Denn v Hardwick
2012 NY Slip Op 05494 [97 AD3d 629]
July 11, 2012
Appellate Division, Second Department
Published by New York State Law Reporting Bureau pursuant to Judiciary Law § 431.
As corrected through Wednesday, August 22, 2012


Michael J. Denn, Appellant,
v
Daniel Hardwick, Defendant, and Benihana, Respondent. (And a Third-Party Action.)

[*1] Steven Cohn, P.C., Carle Place, N.Y. (Susan E. Dantzig of counsel), for appellant.

Morenus Conway Goren & Brandman, Melville, N.Y. (Thomas B. Goren of counsel), for respondent.

In an action, inter alia, to recover damages for personal injuries, the plaintiff appeals from an order of the Supreme Court, Nassau County (Galasso, J.), entered January 19, 2011, which, in effect, denied his motion for clarification of an order of the same court dated November 30, 2010, to the extent that it precluded the third-party defendant Nick Nappo from testifying at trial as a sanction for that third-party defendant's failure to make disclosure, so as to provide that the plaintiff is not precluded from calling that third-party defendant as a witness at trial on his own case.

Ordered that the order entered January 19, 2011, is reversed, on the law, with costs, and the plaintiff's motion for clarification of the order dated November 30, 2010, so as to provide that he is not precluded from calling the third-party defendant Nick Nappo as a witness at trial on his own case is granted.

The defendant Benihana moved to strike the answer of the third-party defendant Nick Nappo, based upon Nappo's failure to comply with two orders directing him to appear for an examination before trial. Nappo, in turn, cross-moved for summary judgment dismissing the third-party complaint insofar as asserted against him. In an order dated September 28, 2010, the Supreme Court granted Benihana's motion to strike Nappo's answer pursuant to CPLR 3126, and denied Nappo's cross motion for summary judgment as academic.

Thereafter, Nappo moved for leave to reargue both his cross motion and his opposition to Benihana's motion. In an order dated November 30, 2010, the Supreme Court granted leave to reargue and, upon reargument, adhered to its original determination denying Nappo's cross-motion for summary judgment dismissing the third-party complaint insofar as asserted against him. However, "in the interests of justice," the Supreme Court determined that "rather than striking the answer . . . the penalty shall be to preclude third-party defendant Nappo from testifying at trial (see CPLR 3126 [2])."

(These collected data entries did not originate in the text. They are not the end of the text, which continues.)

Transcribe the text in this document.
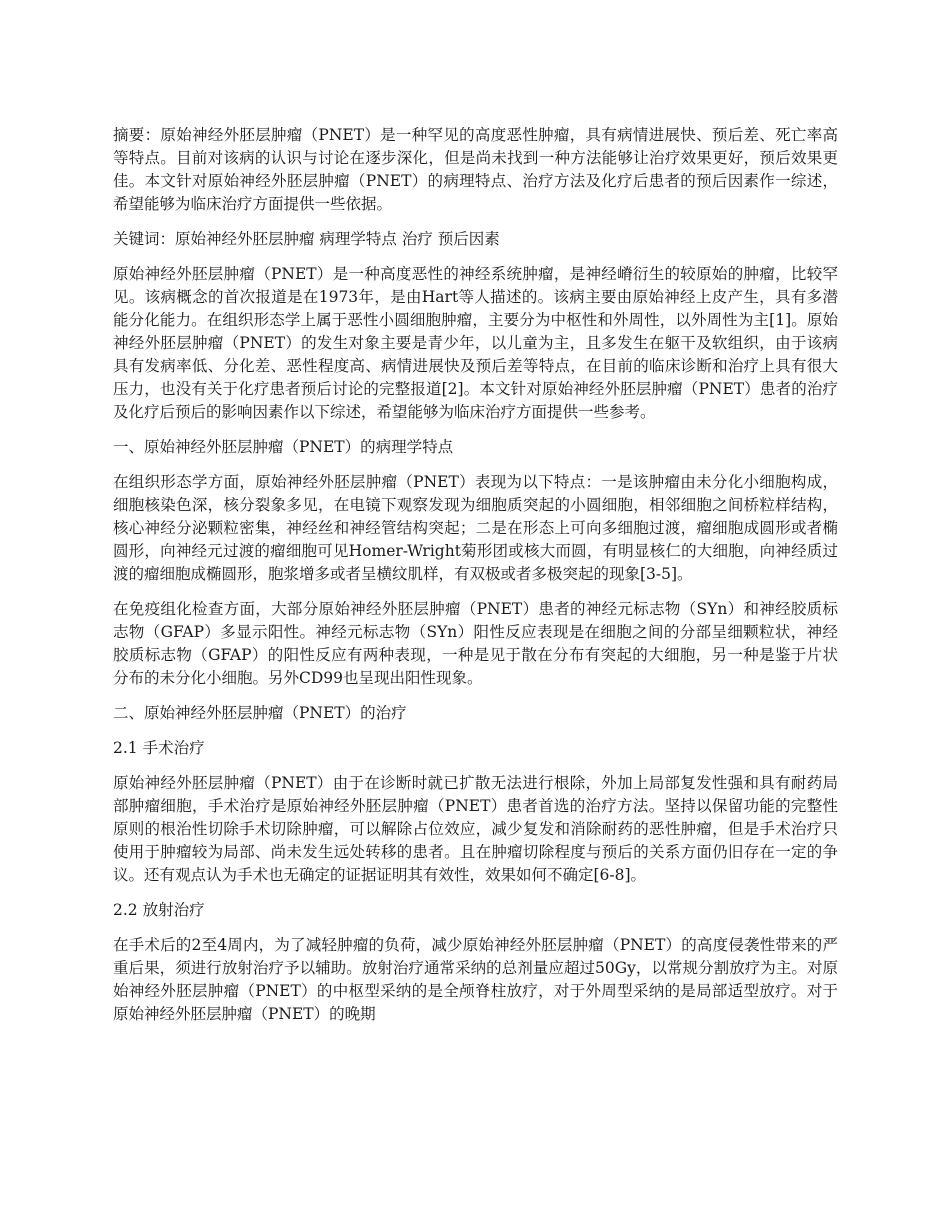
摘要：原始神经外胚层肿瘤（PNET）是一种罕见的高度恶性肿瘤，具有病情进展快、预后差、死亡率高等特点。目前对该病的认识与讨论在逐步深化，但是尚未找到一种方法能够让治疗效果更好，预后效果更佳。本文针对原始神经外胚层肿瘤（PNET）的病理特点、治疗方法及化疗后患者的预后因素作一综述，希望能够为临床治疗方面提供一些依据。

关键词：原始神经外胚层肿瘤 病理学特点 治疗 预后因素

原始神经外胚层肿瘤（PNET）是一种高度恶性的神经系统肿瘤，是神经嵴衍生的较原始的肿瘤，比较罕见。该病概念的首次报道是在1973年，是由Hart等人描述的。该病主要由原始神经上皮产生，具有多潜能分化能力。在组织形态学上属于恶性小圆细胞肿瘤，主要分为中枢性和外周性，以外周性为主[1]。原始神经外胚层肿瘤（PNET）的发生对象主要是青少年，以儿童为主，且多发生在躯干及软组织，由于该病具有发病率低、分化差、恶性程度高、病情进展快及预后差等特点，在目前的临床诊断和治疗上具有很大压力，也没有关于化疗患者预后讨论的完整报道[2]。本文针对原始神经外胚层肿瘤（PNET）患者的治疗及化疗后预后的影响因素作以下综述，希望能够为临床治疗方面提供一些参考。

一、原始神经外胚层肿瘤（PNET）的病理学特点

在组织形态学方面，原始神经外胚层肿瘤（PNET）表现为以下特点：一是该肿瘤由未分化小细胞构成，细胞核染色深，核分裂象多见，在电镜下观察发现为细胞质突起的小圆细胞，相邻细胞之间桥粒样结构，核心神经分泌颗粒密集，神经丝和神经管结构突起；二是在形态上可向多细胞过渡，瘤细胞成圆形或者椭圆形，向神经元过渡的瘤细胞可见Homer-Wright菊形团或核大而圆，有明显核仁的大细胞，向神经质过渡的瘤细胞成椭圆形，胞浆增多或者呈横纹肌样，有双极或者多极突起的现象[3-5]。

在免疫组化检查方面，大部分原始神经外胚层肿瘤（PNET）患者的神经元标志物（SYn）和神经胶质标志物（GFAP）多显示阳性。神经元标志物（SYn）阳性反应表现是在细胞之间的分部呈细颗粒状，神经胶质标志物（GFAP）的阳性反应有两种表现，一种是见于散在分布有突起的大细胞，另一种是鉴于片状分布的未分化小细胞。另外CD99也呈现出阳性现象。

二、原始神经外胚层肿瘤（PNET）的治疗

2.1 手术治疗

原始神经外胚层肿瘤（PNET）由于在诊断时就已扩散无法进行根除，外加上局部复发性强和具有耐药局部肿瘤细胞，手术治疗是原始神经外胚层肿瘤（PNET）患者首选的治疗方法。坚持以保留功能的完整性原则的根治性切除手术切除肿瘤，可以解除占位效应，减少复发和消除耐药的恶性肿瘤，但是手术治疗只使用于肿瘤较为局部、尚未发生远处转移的患者。且在肿瘤切除程度与预后的关系方面仍旧存在一定的争议。还有观点认为手术也无确定的证据证明其有效性，效果如何不确定[6-8]。

2.2 放射治疗

在手术后的2至4周内，为了减轻肿瘤的负荷，减少原始神经外胚层肿瘤（PNET）的高度侵袭性带来的严重后果，须进行放射治疗予以辅助。放射治疗通常采纳的总剂量应超过50Gy，以常规分割放疗为主。对原始神经外胚层肿瘤（PNET）的中枢型采纳的是全颅脊柱放疗，对于外周型采纳的是局部适型放疗。对于原始神经外胚层肿瘤（PNET）的晚期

The plaintiff moved for clarification of the order dated November 30, 2010, to [*2]establish that, despite the sanction of preclusion imposed upon Nappo, the plaintiff could call Nappo as a witness at trial to prove his own case. In an order entered January 19, 2011, the Supreme Court denied the plaintiff's motion, and stated that Nappo was precluded from testifying "under any circumstances." The plaintiff appeals, and we reverse.

"It is incumbent upon the trial court to protect the rights of any innocent party whose cause of action or defense would be unfairly impaired by the imposition of a CPLR 3126 penalty on another, contumacious party" (Quintanilla v Harchack, 259 AD2d 681, 682 [1999]). Here, the plaintiff did " 'nothing to incur a sanction which would have an adverse effect on [his] interests' " (Ingoglia v Leshaj, 1 AD3d 482, 485 [2003], quoting Tru-Check Computer Sys. v Comarco Data Servs., 154 AD2d 249, 250 [1989]). Accordingly, the Supreme Court erred in precluding the plaintiff from calling Nappo as a witness at trial (see Ingoglia v Leshaj, 1 AD3d at 485; Quintanilla v Harchack, 259 AD2d at 682; Williams v New Style Limousine, 1 Misc 3d 502, 509 [2003]). Skelos, J.P., Leventhal, Belen and Roman, JJ., concur.